The company I work for does also - and it makes me work harder - the more profit I generate, the more I am rewarded, which is the way it should be.

Unless corporate raiders come to take it, divide it up and raid the pension plans we have put in place. Someone like Mitt Romney

That's where I lose your line of reasoining. If your company is private, or you own the controlling stake, why is that an issue? If your business is floundering and you give up control in exchange for financial help so it doesn't go bankrupt and everyone is out of a job (plus profit sharing) you had a choice to get help and give up control or or go bankrupt.

If you are publicly traded, you made the same decision - you gave up control to shareholders in exchange for their money.

I guess a third scenario is that a "corporate raider" buys up defaulted debt and pushes control, but again, the other option is bankruptcy.

As for the pension plans that are part of the deal - if you or your staff really cared about those as being sacred, you would have seperated those funds (employees and emploers contributions) from the companies books.
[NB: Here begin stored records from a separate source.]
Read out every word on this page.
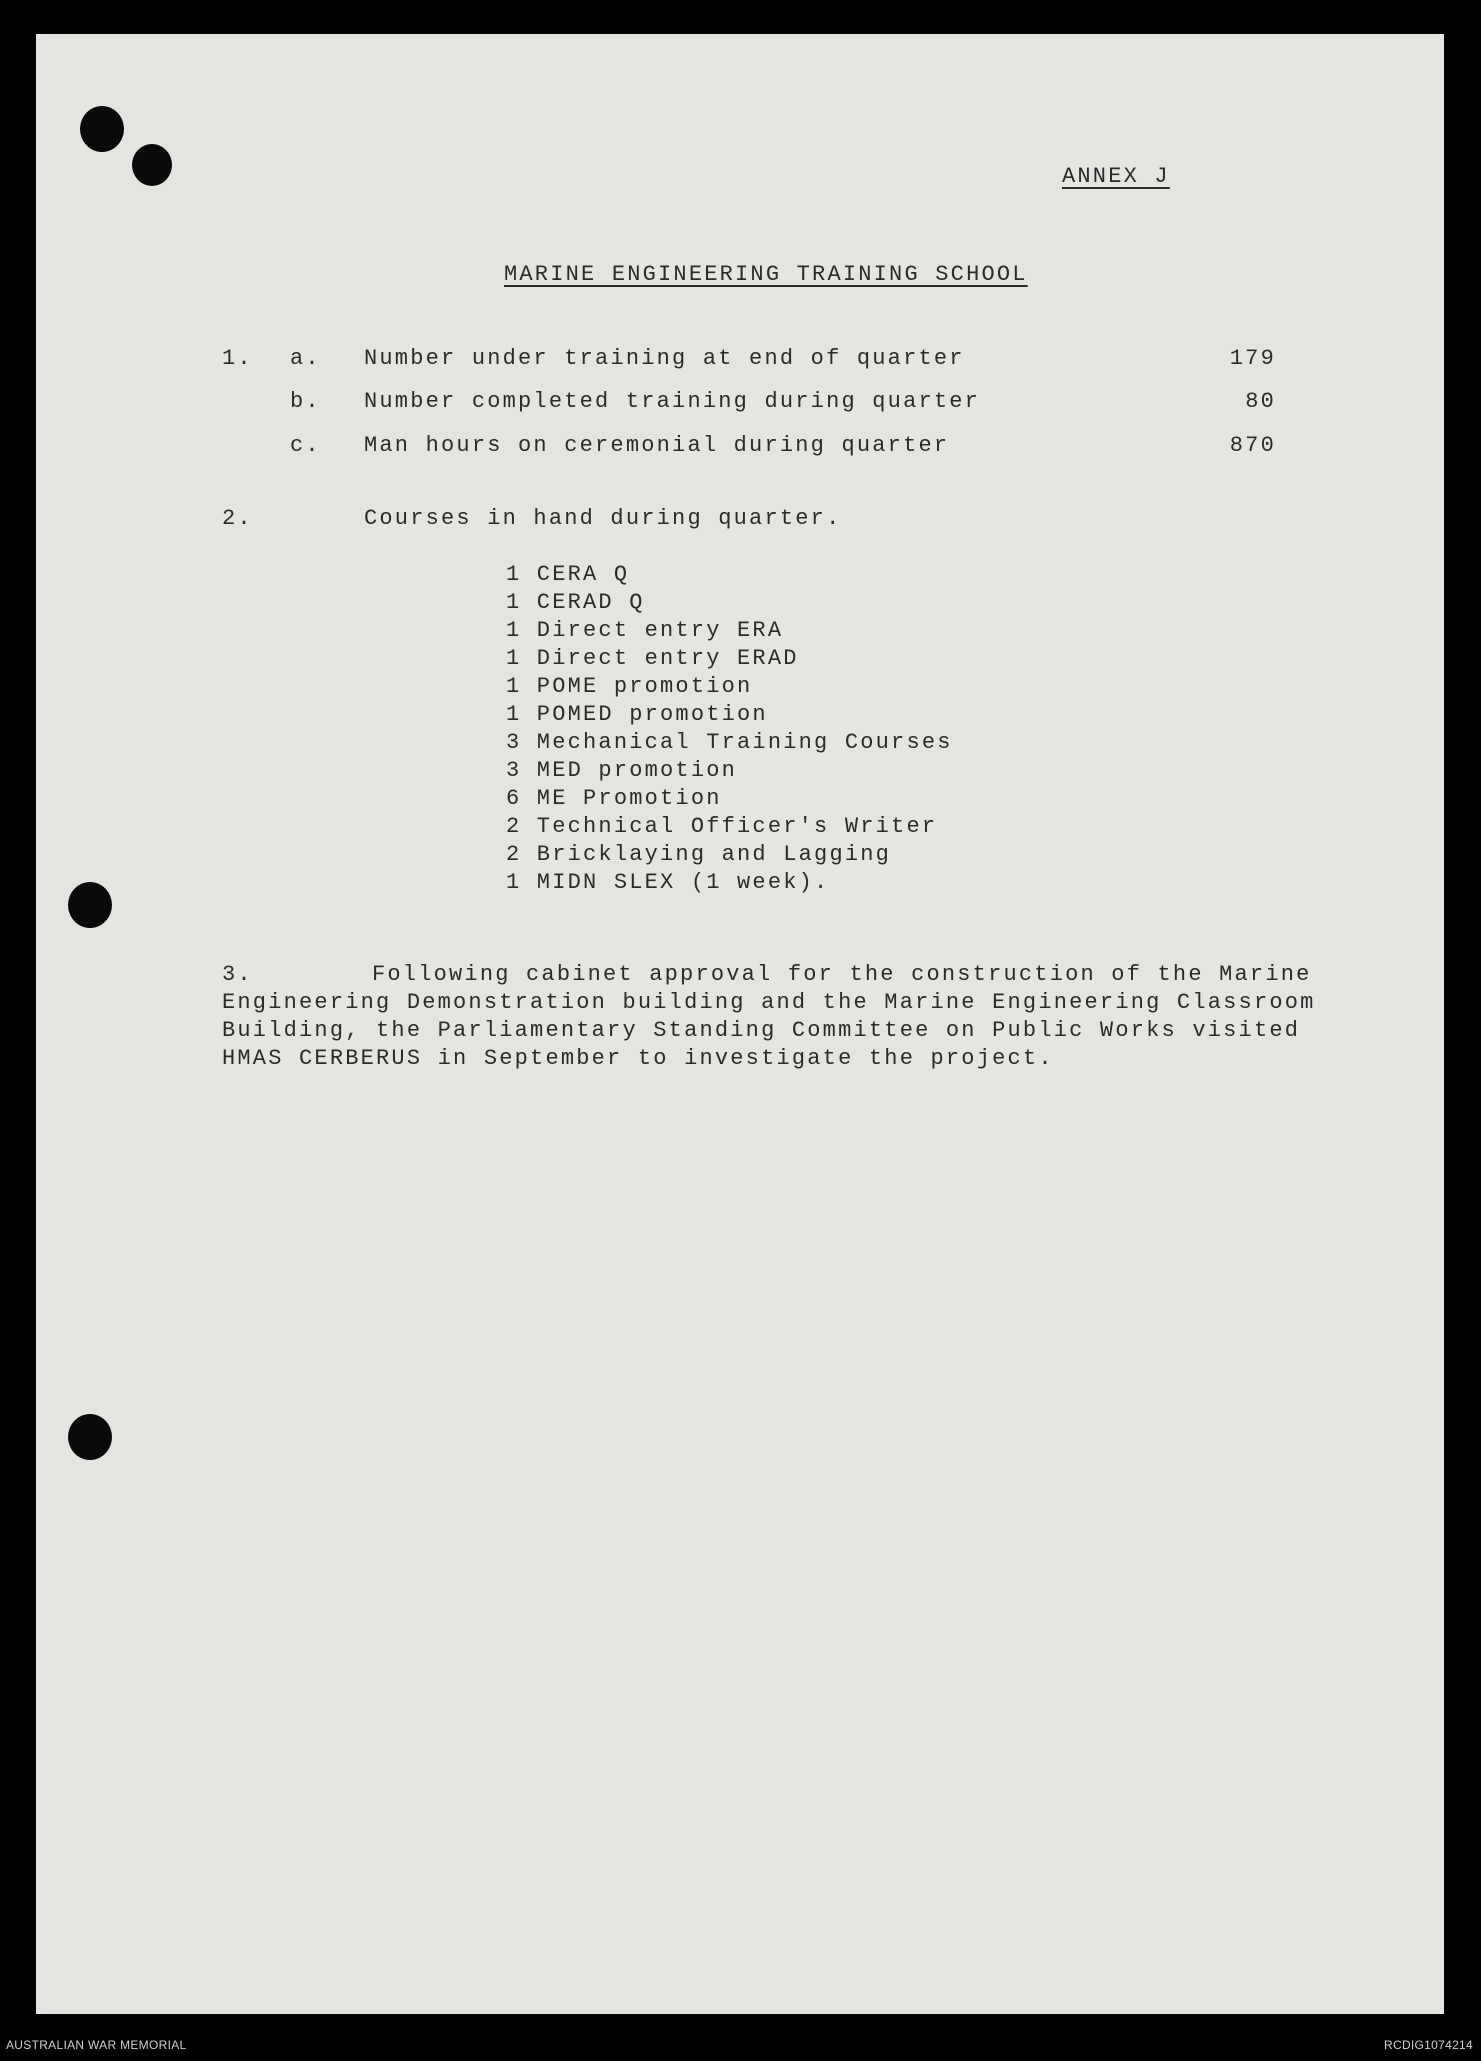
ANNEX J
MARINE ENGINEERING TRAINING SCHOOL
1. a. Number under training at end of quarter	179
b. Number completed training during quarter	80
c. Man hours on ceremonial during quarter	870
2.	Courses in hand during quarter.
1 CERA Q
1 CERAD Q
1 Direct entry ERA
1 Direct entry ERAD
1 POME promotion
1 POMED promotion
3 Mechanical Training Courses
3 MED promotion
6 ME Promotion
2 Technical Officer's Writer
2 Bricklaying and Lagging
1 MIDN SLEX (1 week).
3.	Following cabinet approval for the construction of the Marine
Engineering Demonstration building and the Marine Engineering Classroom
Building, the Parliamentary Standing Committee on Public Works visited
HMAS CERBERUS in September to investigate the project.
AUSTRALIAN WAR MEMORIAL	RCDIG1074214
If you didn't then I would only assume that you have, or want to have the ability to leverage those funds which if so, makes them fair game for you to use to grow your business, and for others to take if your business fails.

What other reason is there, from a business perspective, to provide a pension fund, unless the business wants to leverage or find a way to profit from it? Having such a blanket liability (plus administration costs) with no business benefit seems wrong to me.

Take care.

322 posted on 01/11/2012 6:22:16 PM PST by !1776!